三回目のメッセージを残して彼からの連絡を待っていたが、その間にセレスが治療を受けている『ホライズン』から「覚醒の兆しがある」と連絡が入ったのだった。
「ちょっと待って」
カインはふと手をあげると足を止めた。耳につけた小さな通信機が何かを受信したのだろう。壁際に寄って彼が耳元に手をやったので、ヨクも一緒に周囲の人の邪魔にならないようそれに続いた。
「ユージー。今きみの話をしていたところだ」
カインは数回まばたきをして言った。相手はどうやらユージー・カートらしい。
「『ホライズン』からの連絡をメッセージで送ったんですが……」
(ああ。昨日、聞いた)
ユージーの落ち着いた低い声はいつもと変わらなかった。
(悪いがこっちの仕事が明日の11時までかかる。そっちに戻ったときにエアポートで君と会いたいと思ってる。都合がつきそうか?)
会いたい? いったいなんだろう。カインは思ったがうなずいた。
「分かりました。……『アライド』ではどうでしたか?」
(それなんだが……)
曖昧な物言いはしないユージーがめずらしく言いよどんだ。カインは眉をひそめた。
「ケイナに何かあったんですか?」
(いや、そうじゃない。彼は順調だ。……今、まわりに誰かいるか?)
カインはヨクの顔をちらりと見あげた。カインは平均よりもかなり身長が高いほうだが、ヨクはそれよりもまだ高い。
「ヨクと一緒だけれど……。オフィスじゃないんです」
(そうか。ならいい。会ったときに話すよ)
カインはユージーの口調に何か妙なものを感じとった。何かあったのだろうか。隣のヨクが少し心配そうな顔をしてカインの顔を見つめている。カインの声の調子に彼も何か感じ取ったらしい。
「ユージー……」
長く連絡がとれなかったのはどうしてかを聞こうとしたとき、ユージーが再び話し始めたのでカインは口をつぐんだ。
(明日の午後2時頃、183番の空路で戻る。できれば俺の個人機まで来てもらいたいんだが)

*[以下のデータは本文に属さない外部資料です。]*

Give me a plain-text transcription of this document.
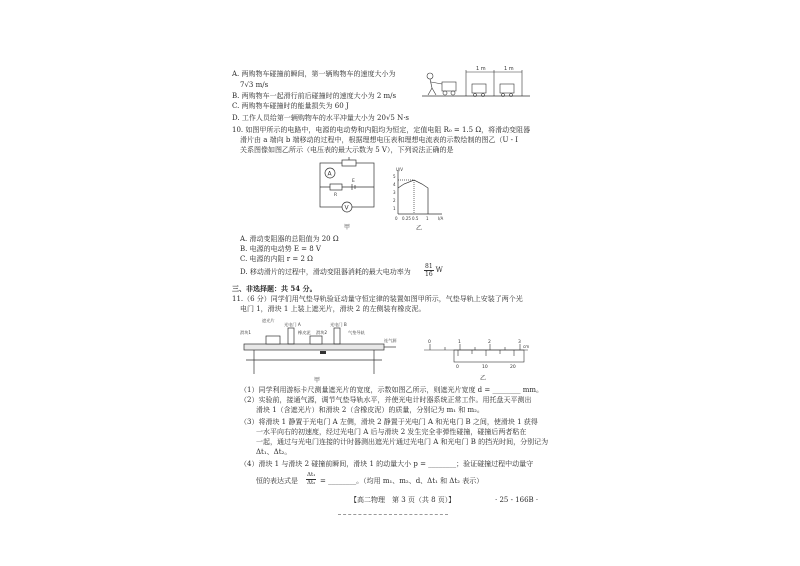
A. 两购物车碰撞前瞬间，第一辆购物车的速度大小为
7√3 m/s
B. 两购物车一起滑行前后碰撞时的速度大小为 2 m/s
C. 两购物车碰撞时的能量损失为 60 J
D. 工作人员给第一辆购物车的水平冲量大小为 20√5 N·s
1 m	1 m
10. 如图甲所示的电路中，电源的电动势和内阻均为恒定，定值电阻 R₀ = 1.5 Ω，将滑动变阻器
滑片由 a 端向 b 端移动的过程中，根据理想电压表和理想电流表的示数绘制的图乙（U - I
关系图像如图乙所示（电压表的最大示数为 5 V），下列说法正确的是
A
V
R
E
甲
U/V
I/A
5
4
3
2
1
0 0.25 0.5 1
乙
A. 滑动变阻器的总阻值为 20 Ω
B. 电源的电动势 E = 8 V
C. 电源的内阻 r = 2 Ω
D. 移动滑片的过程中，滑动变阻器消耗的最大电功率为 $\frac{81}{16}$ W
三、非选择题：共 54 分。
11.（6 分）同学们用气垫导轨验证动量守恒定律的装置如图甲所示，气垫导轨上安装了两个光
电门 1，滑块 1 上装上遮光片，滑块 2 的左侧装有橡皮泥。
遮光片
光电门 A	光电门 B
气垫导轨
滑块1	橡皮泥 滑块2
连气源
甲
0	1	2	3
cm
0	10	20
乙
（1）同学利用游标卡尺测量遮光片的宽度，示数如图乙所示，则遮光片宽度 d = ________ mm。
（2）实验前，接通气源，调节气垫导轨水平，并使光电计时器系统正常工作。用托盘天平测出
滑块 1（含遮光片）和滑块 2（含橡皮泥）的质量，分别记为 m₁ 和 m₂。
（3）将滑块 1 静置于光电门 A 左侧，滑块 2 静置于光电门 A 和光电门 B 之间，使滑块 1 获得
一水平向右的初速度，经过光电门 A 后与滑块 2 发生完全非弹性碰撞，碰撞后两者粘在
一起，通过与光电门连接的计时器测出遮光片通过光电门 A 和光电门 B 的挡光时间，分别记为
Δt₁、Δt₂。
（4）滑块 1 与滑块 2 碰撞前瞬间，滑块 1 的动量大小 p = ________；验证碰撞过程中动量守
恒的表达式是 $\frac{\text{Δt₁}}{\text{Δt₂}}$ = ________。（均用 m₁、m₂、d、Δt₁ 和 Δt₂ 表示）
【高二物理　第 3 页（共 8 页）】	· 25 - 166B ·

「ええ……。いいですよ。アシュアも一緒でいいですか?」
(ああ、そのほうがいいな。じゃ、明日)
ユージーはそこで一方的に切った。カインは口を引き結んだ。
「何かあったのか?」
ヨクがカインの顔を覗き込むようにして言った。カインは首を振った。
「いえ……。ケイナは順調らしいけれど……。明日、183番の空路で戻るから個人機まで来て欲しいと」
「企業のトップがオフィスでもホテルでもなく、個人機の一室で密談かい? 穏やかじゃないな」
ヨクは険しい顔をした。
「いったいなんなんだ? 護衛はついているのか」
「ユージーは数人くらいつけているでしょう。ぼくはアシュアと同行するから心配はいらないですよ」
「カイン」
ヨクは一瞬口を引き結んだあと言った。
「常々思っているんだが、君は外に出るときに防弾服を身につけておいたほうがいいぞ。前にも……」
「何度も言ってるけれど、ぼくは『ビート』の訓練を受けてるんです。ええ、もちろんつけますよ。分かってます」
言い募ろうとするヨクをさえぎってカインは言った。そしてため息をついて壁にもたれかかった。ユージーとの会話でさらに気持ちがざわめいている。

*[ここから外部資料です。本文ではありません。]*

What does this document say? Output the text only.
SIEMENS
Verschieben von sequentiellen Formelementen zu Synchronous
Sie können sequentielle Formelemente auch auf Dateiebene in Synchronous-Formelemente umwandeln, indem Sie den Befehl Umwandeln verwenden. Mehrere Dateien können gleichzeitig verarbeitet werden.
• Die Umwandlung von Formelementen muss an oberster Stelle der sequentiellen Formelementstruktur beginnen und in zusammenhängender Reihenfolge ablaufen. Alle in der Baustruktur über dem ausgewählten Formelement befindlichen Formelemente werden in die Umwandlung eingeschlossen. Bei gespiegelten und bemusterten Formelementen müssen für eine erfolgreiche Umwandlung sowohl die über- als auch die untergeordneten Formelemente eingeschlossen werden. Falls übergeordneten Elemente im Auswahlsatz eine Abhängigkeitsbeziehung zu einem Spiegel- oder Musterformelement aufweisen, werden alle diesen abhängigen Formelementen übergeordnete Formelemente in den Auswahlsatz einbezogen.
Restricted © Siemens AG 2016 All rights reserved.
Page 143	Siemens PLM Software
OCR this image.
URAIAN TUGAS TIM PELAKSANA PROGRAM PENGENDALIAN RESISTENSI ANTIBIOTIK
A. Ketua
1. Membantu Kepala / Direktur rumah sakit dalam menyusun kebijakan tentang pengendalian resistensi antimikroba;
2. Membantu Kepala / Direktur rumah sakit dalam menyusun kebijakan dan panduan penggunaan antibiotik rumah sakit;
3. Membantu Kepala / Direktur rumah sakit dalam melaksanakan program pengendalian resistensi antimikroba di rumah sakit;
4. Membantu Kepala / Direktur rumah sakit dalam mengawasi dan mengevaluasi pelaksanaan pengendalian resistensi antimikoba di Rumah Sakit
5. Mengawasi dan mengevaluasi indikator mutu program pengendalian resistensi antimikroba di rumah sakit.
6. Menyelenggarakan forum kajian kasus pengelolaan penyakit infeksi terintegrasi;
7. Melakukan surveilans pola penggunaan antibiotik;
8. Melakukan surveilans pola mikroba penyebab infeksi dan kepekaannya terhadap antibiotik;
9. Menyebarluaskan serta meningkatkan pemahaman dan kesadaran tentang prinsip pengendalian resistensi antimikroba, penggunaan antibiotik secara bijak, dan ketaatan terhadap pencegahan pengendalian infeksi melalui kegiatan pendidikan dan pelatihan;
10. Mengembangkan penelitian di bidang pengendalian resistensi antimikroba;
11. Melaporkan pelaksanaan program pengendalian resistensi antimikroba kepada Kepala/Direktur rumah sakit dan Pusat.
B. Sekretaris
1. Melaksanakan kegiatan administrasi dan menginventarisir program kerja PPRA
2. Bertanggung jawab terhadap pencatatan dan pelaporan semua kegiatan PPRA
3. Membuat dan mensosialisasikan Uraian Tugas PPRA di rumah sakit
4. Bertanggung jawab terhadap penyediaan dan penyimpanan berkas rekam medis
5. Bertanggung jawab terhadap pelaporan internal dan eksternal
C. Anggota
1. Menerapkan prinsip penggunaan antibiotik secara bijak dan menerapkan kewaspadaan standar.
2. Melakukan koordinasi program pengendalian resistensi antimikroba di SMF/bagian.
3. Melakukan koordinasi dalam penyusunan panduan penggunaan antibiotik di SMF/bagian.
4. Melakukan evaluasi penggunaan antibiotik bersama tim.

「……なんだか……。治安は前より悪くなったような気がするな……。リィ・カンパニーの転落は貧富の差を増大させただけだったんでしょうか。余波がほかの企業にまで影響を及ぼしているとか?」
「来るべき未来が今来ているというだけの話だよ」
ヨクは言った。
「永遠の繁栄などあり得ない。カンパニーは遅かれ早かれ縮小する運命だった。ミズ・リィの時代ですでに限界だったんだ。前にも言っただろう?」
カインはヨクの顔を見て目を伏せた。
そうだ。
トゥの時代までのカンパニーの在り方が異常だったのだ。
カインはふと、もしかしたらトゥはこういう時代が来ると察知して、自分に『ビート』の訓練を受けさせたのかもしれないと思った。自分にとっては不必要なほど戦闘力を身につける訓練だった。『自分の身は自分で守る』。そういう時が来るかもしれないと彼女は考えたのだろうか。

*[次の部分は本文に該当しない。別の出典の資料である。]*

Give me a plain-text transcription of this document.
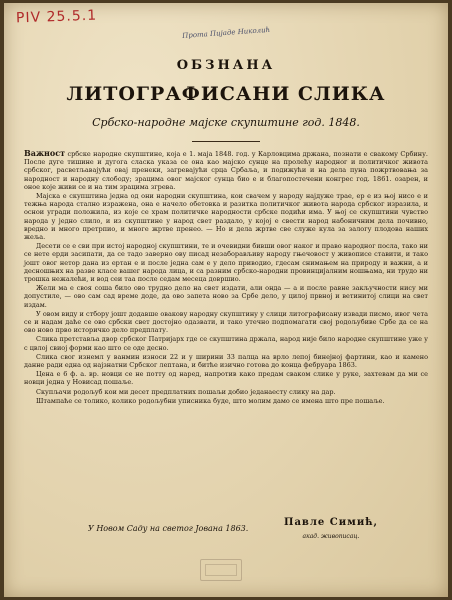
PIV 25.5.1
Прота Пијаде Николић
ОБЗНАНА
ЛИТОГРАФИСАНИ СЛИКА
Србско-народне мајске скупштине год. 1848.

Важност србске народне скупштине, која е 1. маја 1848. год. у Карловцима држана, познати е свакому Србину. После дуге тишине и дугога сласка указа се она као мајско сунце на пролећу народног и политичког живота србског, расветљавајући овај пренеки, загревајући срца Србаља, и подижући и на дела пуна пожртвовања за народност и народну слободу; зрацима овог мајског сунца био е и благопостечени конгрес год. 1861. озарен, и оное које живи се и на тим зрацима згрева.

Мајска е скупштина једна од они народни скупштина, кои свачем у народу најдуже трае, ер е из њој нисо е и тежња народа стално изражена, она е начело обетовка и разитка политичког живота народа србског изразила, и оснои угради положила, из које се храм политичке народности србске подићи има. У њој се скупштини чувство народа у једно слило, и из скупштине у народ свет раздало, у којој е свести народ набоничним дела почивно, вредно и много претрпио, и многе жртве пренео. — Но и дела жртве све служе кула за залогу плодова наших жеља.

Десети се е сви при истој народној скупштини, те и очевидни бивши овог наког и право народног посла, тако ни се нете ерди засипати, да се тадо заверно ову писад незаборављиву народу гњечовост у живописе ставити, и тако јошт овог нетор дана из ертан е и после једна сам е у дело приводио, гдесам снимањем на природу и важни, а и десношњих на разве класе вашег народа лица, и са разним србско-народни провинцијалним ношњама, ни трудо ни трошка нежалећи, и вод сеи таа после седам месеца довршио.

Жели ма е своя соша било ово трудно дело на свет издати, али онда — а и после равне закључности нису ми допустиле, — ово сам сад време доде, да ово запета ново за Србе дело, у цилој првној и ветинитој слици на свет издам.

У овом виду и стбору јошт додавше овакову народну скупштину у слици литографисану извади писмо, ивог чета се и надам даће се ово србски свет достојно одазвати, и тако утечно подпомагати свој родољубиве Србе да се на ово ново прво историчко дело предплату.

Слика претставља двор србског Патријарх где се скупштина држала, народ није било народне скупштине уже у с цвлој свиој форми као што се оде десно.

Слика свог изнемл у ванмин износи 22 и у ширини 33 палца на врло лепој бинејној фартини, као и камено данне ради една од најзнатни Србског лептана, и битће изично готова до конца фебруара 1863.

Цена е 6 ф. а. вр. новци се не потту од наред, напротив како предам сваком слике у руке, захтевам да ми се новци једна у Новисад пошаље.

Скупљачи родољуб кои ми десет предплатних пошаљи добио једанаесту слику на дар.

Штампаће се толико, колико родољубни уписника буде, што молим дамо се имена што пре пошаље.

У Новом Саду на светог Јована 1863.
Павле Симић,
акад. живописац.
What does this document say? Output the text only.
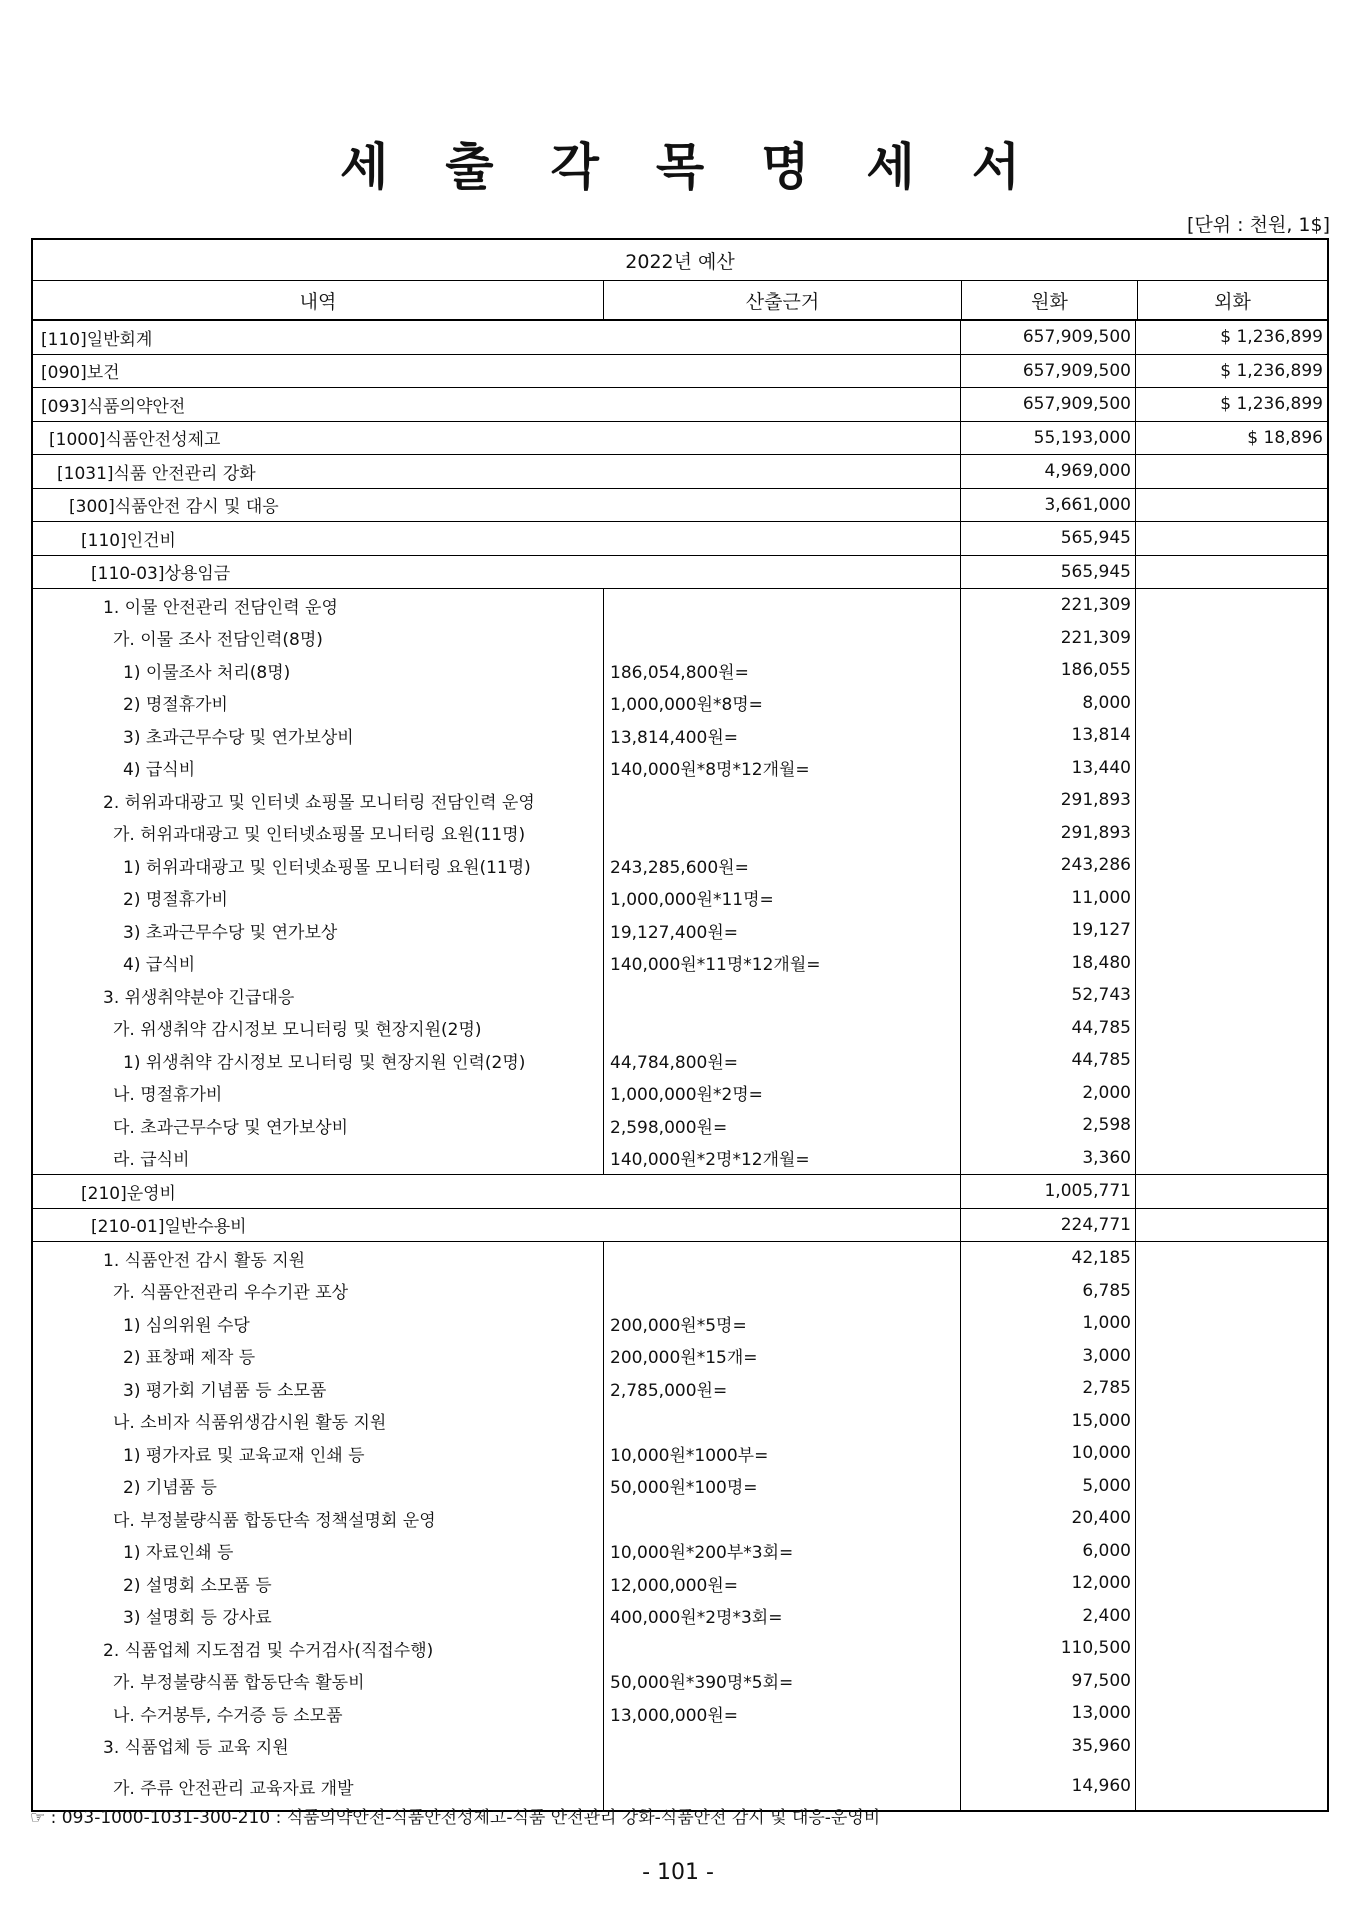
세 출 각 목 명 세 서
[단위 : 천원, 1$]
2022년 예산
내역	산출근거	원화	외화
[110]일반회계	657,909,500	$ 1,236,899
[090]보건	657,909,500	$ 1,236,899
[093]식품의약안전	657,909,500	$ 1,236,899
[1000]식품안전성제고	55,193,000	$ 18,896
[1031]식품 안전관리 강화	4,969,000
[300]식품안전 감시 및 대응	3,661,000
[110]인건비	565,945
[110-03]상용임금	565,945
1. 이물 안전관리 전담인력 운영	221,309
가. 이물 조사 전담인력(8명)	221,309
1) 이물조사 처리(8명)	186,054,800원=	186,055
2) 명절휴가비	1,000,000원*8명=	8,000
3) 초과근무수당 및 연가보상비	13,814,400원=	13,814
4) 급식비	140,000원*8명*12개월=	13,440
2. 허위과대광고 및 인터넷 쇼핑몰 모니터링 전담인력 운영	291,893
가. 허위과대광고 및 인터넷쇼핑몰 모니터링 요원(11명)	291,893
1) 허위과대광고 및 인터넷쇼핑몰 모니터링 요원(11명)	243,285,600원=	243,286
2) 명절휴가비	1,000,000원*11명=	11,000
3) 초과근무수당 및 연가보상	19,127,400원=	19,127
4) 급식비	140,000원*11명*12개월=	18,480
3. 위생취약분야 긴급대응	52,743
가. 위생취약 감시정보 모니터링 및 현장지원(2명)	44,785
1) 위생취약 감시정보 모니터링 및 현장지원 인력(2명)	44,784,800원=	44,785
나. 명절휴가비	1,000,000원*2명=	2,000
다. 초과근무수당 및 연가보상비	2,598,000원=	2,598
라. 급식비	140,000원*2명*12개월=	3,360
[210]운영비	1,005,771
[210-01]일반수용비	224,771
1. 식품안전 감시 활동 지원	42,185
가. 식품안전관리 우수기관 포상	6,785
1) 심의위원 수당	200,000원*5명=	1,000
2) 표창패 제작 등	200,000원*15개=	3,000
3) 평가회 기념품 등 소모품	2,785,000원=	2,785
나. 소비자 식품위생감시원 활동 지원	15,000
1) 평가자료 및 교육교재 인쇄 등	10,000원*1000부=	10,000
2) 기념품 등	50,000원*100명=	5,000
다. 부정불량식품 합동단속 정책설명회 운영	20,400
1) 자료인쇄 등	10,000원*200부*3회=	6,000
2) 설명회 소모품 등	12,000,000원=	12,000
3) 설명회 등 강사료	400,000원*2명*3회=	2,400
2. 식품업체 지도점검 및 수거검사(직접수행)	110,500
가. 부정불량식품 합동단속 활동비	50,000원*390명*5회=	97,500
나. 수거봉투, 수거증 등 소모품	13,000,000원=	13,000
3. 식품업체 등 교육 지원	35,960
가. 주류 안전관리 교육자료 개발	14,960
☞ : 093-1000-1031-300-210 : 식품의약안전-식품안전성제고-식품 안전관리 강화-식품안전 감시 및 대응-운영비
- 101 -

「くよくよ考えるな。今の君には君が考えるべきことがあるはずだ。これからのカンパニーの在り方と、そして“彼女”と“彼”のこと」
カインはヨクの顔を見上げた。ヨクの目にいつもの笑い皺が刻まれていた。
この目を見ると、いつもそのとき感じている不安が和らぐ。
「どんな立場でどんな状態であっても優先すべきことはある。俺はそう思うよ。とりあえず今はメシだな。さあ、めしを食いに行こう。さっさと食って、さっさと書類を作ってもらわなきゃ」
ヨクの手に押され、カインは促されるままに歩きだした。